The use of self-supervised pre-training has emerged as a promising approach to enhance the performance of many different visual tasks. In this context, recent approaches have employed the Masked Image Modeling paradigm, which pre-trains a backbone by reconstructing visual tokens associated with randomly masked image patches. This masking approach, however, introduces noise into the input data during pre-training, leading to discrepancies that can impair performance during the fine-tuning phase. Furthermore, input masking neglects the dependencies between corrupted patches, increasing the inconsistencies observed in downstream fine-tuning tasks. To overcome these issues, we propose a new self-supervised pre-training approach, named Masked and Permuted Vision Transformer (MaPeT), that employs autoregressive and permuted predictions to capture intra-patch dependencies. In addition, MaPeT employs auxiliary positional information to reduce the disparity between the pre-training and fine-tuning phases. In our experiments, we employ a fair setting to ensure reliable and meaningful comparisons and conduct investigations on multiple visual tokenizers, including our proposed -CLIP which directly employs discretized CLIP features. Our results demonstrate that MaPeT achieves competitive performance on ImageNet, compared to baselines and competitors under the same model setting. We release an implementation of our code and models at https://github.com/aimagelab/MaPeT.
Paper Structure (13 sections, 3 equations, 5 figures, 10 tables)

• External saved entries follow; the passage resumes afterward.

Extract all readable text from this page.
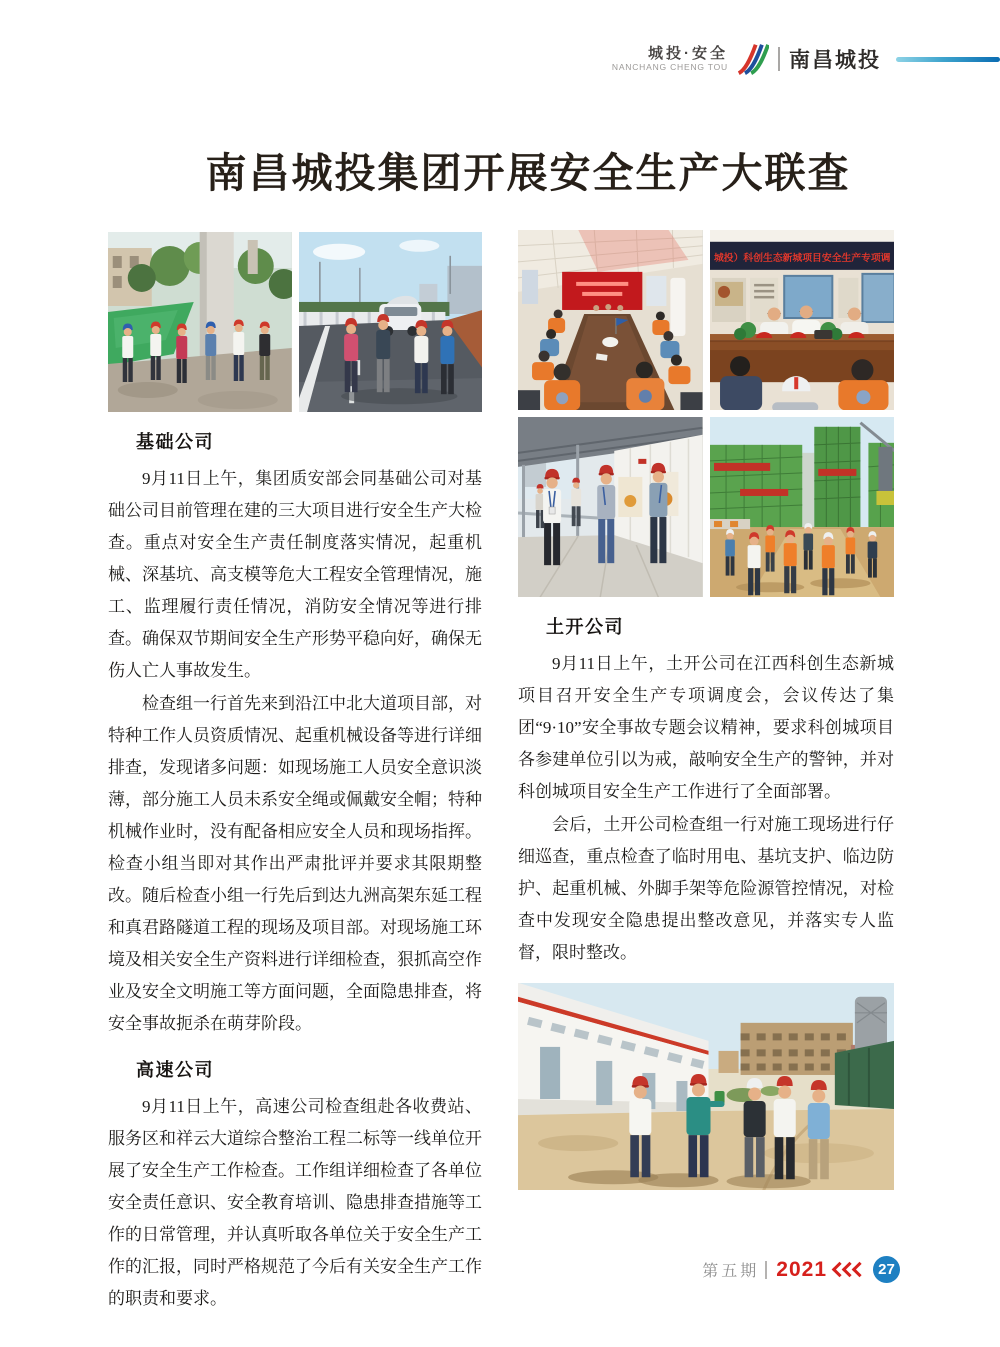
城投·安全
NANCHANG CHENG TOU	南昌城投
南昌城投集团开展安全生产大联查
基础公司

9月11日上午，集团质安部会同基础公司对基础公司目前管理在建的三大项目进行安全生产大检查。重点对安全生产责任制度落实情况，起重机械、深基坑、高支模等危大工程安全管理情况，施工、监理履行责任情况，消防安全情况等进行排查。确保双节期间安全生产形势平稳向好，确保无伤人亡人事故发生。

检查组一行首先来到沿江中北大道项目部，对特种工作人员资质情况、起重机械设备等进行详细排查，发现诸多问题：如现场施工人员安全意识淡薄，部分施工人员未系安全绳或佩戴安全帽；特种机械作业时，没有配备相应安全人员和现场指挥。检查小组当即对其作出严肃批评并要求其限期整改。随后检查小组一行先后到达九洲高架东延工程和真君路隧道工程的现场及项目部。对现场施工环境及相关安全生产资料进行详细检查，狠抓高空作业及安全文明施工等方面问题，全面隐患排查，将安全事故扼杀在萌芽阶段。

高速公司

9月11日上午，高速公司检查组赴各收费站、服务区和祥云大道综合整治工程二标等一线单位开展了安全生产工作检查。工作组详细检查了各单位安全责任意识、安全教育培训、隐患排查措施等工作的日常管理，并认真听取各单位关于安全生产工作的汇报，同时严格规范了今后有关安全生产工作的职责和要求。

城投）科创生态新城项目安全生产专项调
土开公司

9月11日上午，土开公司在江西科创生态新城项目召开安全生产专项调度会，会议传达了集团“9·10”安全事故专题会议精神，要求科创城项目各参建单位引以为戒，敲响安全生产的警钟，并对科创城项目安全生产工作进行了全面部署。

会后，土开公司检查组一行对施工现场进行仔细巡查，重点检查了临时用电、基坑支护、临边防护、起重机械、外脚手架等危险源管控情况，对检查中发现安全隐患提出整改意见，并落实专人监督，限时整改。

第五期 2021	27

This paper contains 13 sections, 3 equations, 5 figures, 10 tables.

Figures (5)

  • Figure 1: (a) Masked Image Modeling (MIM). (b) Permuted Image Modeling (PIM). (c) Masked and Permuted pre-training for Vision Transformers (MaPeT). While MIM reconstructs visual tokens from randomly masked image patches, PIM autoregressively predicts tokens associated with permuted image patches. MaPeT uses PIM to capture intra-patch dependency and takes auxiliary position information as input to ensure that the model sees a full sequence of patches at each target position.
  • Figure 2: Overview of our MaPeT pre-training (a), with content stream attention (b), which follows the standard self-attention mechanism, and query stream attention (c), which lacks information about the content of the patch embedding $\bm{x}_{z_t}$ whose visual token $v_{z_t}$ is to be predicted. The blue and green masks in (a) are the content and query attention masks employed in the two-stream self-attention.
  • Figure 3: Visualization of image patches corresponding to the discrete tokens of our $k$-CLIP codebook, where semantically similar patches consistently share the same discrete token.
  • Figure 4: Visualization of image patches mismatching the semantic concept associated with the discrete tokens contained within our $k$-CLIP codebook. Corresponding image patches are marked in red rectangle.
  • Figure 5: Visualization of image patches corresponding to the discrete tokens contained within our $k$-CLIP codebook. The codebook exhibits a high degree of semantic density and coherency, i.e., semantically similar image patches are consistently linked with the same discrete token in the visual codebook. Corresponding image patches are marked in red rectangle.